The postmodern passion for an omnipresent vehicle for transferring and transforming cultural and economic capital is challenged by the emergence of such sites of aborted translatability. They are viewed as unsettling epistemological voids, exposing the notion of globalism to the threat of being rendered arbitrary, superficial, shallow, nihilistic, indeterminate, patently anomic and uncivilized itself.
The fear of impasses of symbolic exchange induces the globalized world to devise various cultural means of leveling cultural differences while facilitating common denominators. This may be the common motivation behind the thrust to rationalize souls through allegedly universal therapeutic language that transgress the boundaries of the person, the family, and the workplace (Illouz 2008); to homogenize bodies via scientifically legitimized practices of medicalization (Conrad 2007); and to replace individuality with fashioned logos and virtualized consciousness through cinematic and electronically interactive media. Our postmodern, global society is all about assimilation and networking; if you cannot or do not want to assimilate, if you are out of the network, you are increasingly considered socially dead.
This zeal for networking underpins even the more sophisticated forms of cultural analysis, such as the new theory advanced by science and technology studies, entitled ANT (actor-network theory). The underlying premise of ANT is that in a globalizing world the topography becomes flat as a result of processes of mass communication. The lingua franca of this flat topography, where differences can meet, hinges on cultural metaphorization for the symbolic linking of different cultural entities and meanings: “To do so we have to invent a series of clamps to hold the landscape firmly flat and to force, so to speak, any candidate with a more ‘global’ role to sit beside the ‘local’ site it claims to explain, rather than watch it jump on top of it or behind it” (Latour 2005: 174).

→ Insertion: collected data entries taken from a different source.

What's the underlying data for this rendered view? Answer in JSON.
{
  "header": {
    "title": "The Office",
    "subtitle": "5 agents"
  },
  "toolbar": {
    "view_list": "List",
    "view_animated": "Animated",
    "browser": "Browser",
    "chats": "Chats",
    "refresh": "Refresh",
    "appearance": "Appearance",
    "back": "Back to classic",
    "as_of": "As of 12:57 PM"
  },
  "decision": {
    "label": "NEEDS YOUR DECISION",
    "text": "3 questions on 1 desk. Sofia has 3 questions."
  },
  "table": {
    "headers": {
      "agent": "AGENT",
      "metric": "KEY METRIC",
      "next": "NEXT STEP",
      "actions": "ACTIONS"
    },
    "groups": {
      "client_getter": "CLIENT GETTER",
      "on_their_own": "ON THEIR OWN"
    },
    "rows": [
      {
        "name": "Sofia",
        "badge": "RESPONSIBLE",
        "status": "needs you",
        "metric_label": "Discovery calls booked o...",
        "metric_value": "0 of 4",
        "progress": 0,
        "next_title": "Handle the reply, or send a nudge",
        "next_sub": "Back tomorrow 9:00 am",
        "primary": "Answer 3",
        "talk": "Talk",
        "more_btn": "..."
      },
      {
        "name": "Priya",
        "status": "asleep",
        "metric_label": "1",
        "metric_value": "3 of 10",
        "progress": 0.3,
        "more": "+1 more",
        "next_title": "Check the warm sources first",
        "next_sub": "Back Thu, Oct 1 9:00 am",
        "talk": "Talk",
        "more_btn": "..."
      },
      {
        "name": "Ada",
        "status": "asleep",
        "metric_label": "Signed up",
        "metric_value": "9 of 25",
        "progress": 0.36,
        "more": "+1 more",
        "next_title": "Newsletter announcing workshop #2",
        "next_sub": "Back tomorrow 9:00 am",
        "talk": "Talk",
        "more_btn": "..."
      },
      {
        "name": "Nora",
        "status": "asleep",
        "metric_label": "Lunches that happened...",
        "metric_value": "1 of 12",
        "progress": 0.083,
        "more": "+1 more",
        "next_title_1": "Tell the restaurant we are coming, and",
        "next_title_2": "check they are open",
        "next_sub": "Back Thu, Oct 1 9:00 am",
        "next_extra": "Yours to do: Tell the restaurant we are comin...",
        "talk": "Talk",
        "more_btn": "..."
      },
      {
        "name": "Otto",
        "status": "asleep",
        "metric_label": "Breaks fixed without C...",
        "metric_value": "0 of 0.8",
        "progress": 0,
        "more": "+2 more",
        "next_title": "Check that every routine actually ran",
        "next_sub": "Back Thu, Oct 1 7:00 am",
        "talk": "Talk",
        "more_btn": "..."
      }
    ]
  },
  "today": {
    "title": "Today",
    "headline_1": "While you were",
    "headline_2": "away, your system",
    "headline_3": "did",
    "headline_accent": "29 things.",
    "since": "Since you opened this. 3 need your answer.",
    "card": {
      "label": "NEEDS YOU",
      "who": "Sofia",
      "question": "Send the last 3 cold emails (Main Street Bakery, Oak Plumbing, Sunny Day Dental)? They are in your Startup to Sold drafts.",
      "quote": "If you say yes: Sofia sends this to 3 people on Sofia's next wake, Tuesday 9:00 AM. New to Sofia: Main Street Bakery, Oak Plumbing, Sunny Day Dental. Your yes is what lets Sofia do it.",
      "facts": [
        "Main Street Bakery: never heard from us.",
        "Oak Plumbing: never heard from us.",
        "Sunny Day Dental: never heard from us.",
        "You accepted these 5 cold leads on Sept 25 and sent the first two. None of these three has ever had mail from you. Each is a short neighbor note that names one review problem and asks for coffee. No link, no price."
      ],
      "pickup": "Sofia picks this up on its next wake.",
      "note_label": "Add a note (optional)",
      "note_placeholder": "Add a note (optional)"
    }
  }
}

By submitting to the flattening effect of globalization, ANT may be blind to the biopolitical governmentality such flattening requires and entails. If global premises of uninhibited conversions are to be safeguarded, the disturbing presence of cultural voids calls for “clamping” – measures of remedial and corrective treatment. In the absence of a recognized language to gloss over the opacity of such spaces, the populations inhabiting them often remain uncivilized, marked by attributes of incurable savagery. In either case, bereft of globally approved appropriate means of signification, the civilized is incapable of transforming the savage into its own ilk. Specters of ultimate, indestructible others, uncontained but nevertheless engendered by the global scene, haunt and undermine its very foundations (Agamben 1998; Appadurai 2006). This book sets out to explore these zones of cultural sturdiness.